VMware Cloud Community
kroerig
Contributor
Contributor

Interpreting PSOD

Hello Experts,

can someome please help me to find out what's wrong with my ESXi 4.1 server.

I attached a photo.

I cannot find a vmkdump, I try to generate it manually.

Thx,

Klaus

Tags (2)
0 Kudos
6 Replies
idle-jam
Immortal
Immortal

Hi,

if you refer to here, you would definately find the root cause.

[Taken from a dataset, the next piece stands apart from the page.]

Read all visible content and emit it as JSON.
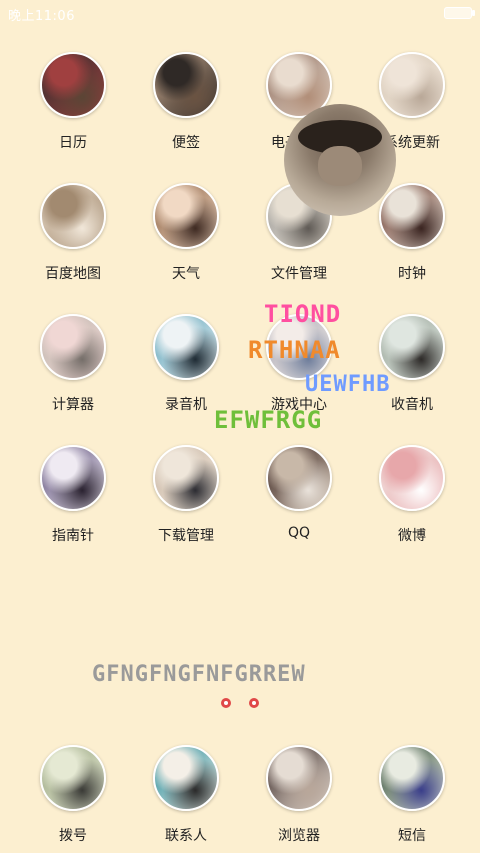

http://kb.vmware.com/kb/1005184

0 Kudos
a_p_
Leadership
Leadership

Welcome to the Community,

I'd suggest you run a hardware diagnostic on your server. If the system manufacturer does not provide such a tool, then at least run a memory check. A lot of errors are caused by defective memory. (http://kb.vmware.com/kb/831)

André

0 Kudos
kroerig
Contributor
Contributor

Hi,

I tried to decode the MCA, but I think I didn't get it. Perheps someone could help me. I attach the kernel-dump.

Would be nice if we could do this together. This is the first time I do this.

Thx for your help.

Some System information for you:

System: ICO (Intel S5000PSL)

CPU: Dual Intel Xeon E5410 @2.33 Ghz

RAM: 16 GB

Running VMs: 6 (all Windows 2003 R2 32bit)

I told my colleagues to run Memtest asap.

Klaus

0 Kudos
Troy_Clavell
Immortal
Immortal

The dumps aren't always the easiest to decode.  MCE's are typically hardware related.  Usually DIMMs or CPU.  The first thing I would do is ensure all your firmware is current.  Then take the VMkernel dump and send it to your hardware vendor.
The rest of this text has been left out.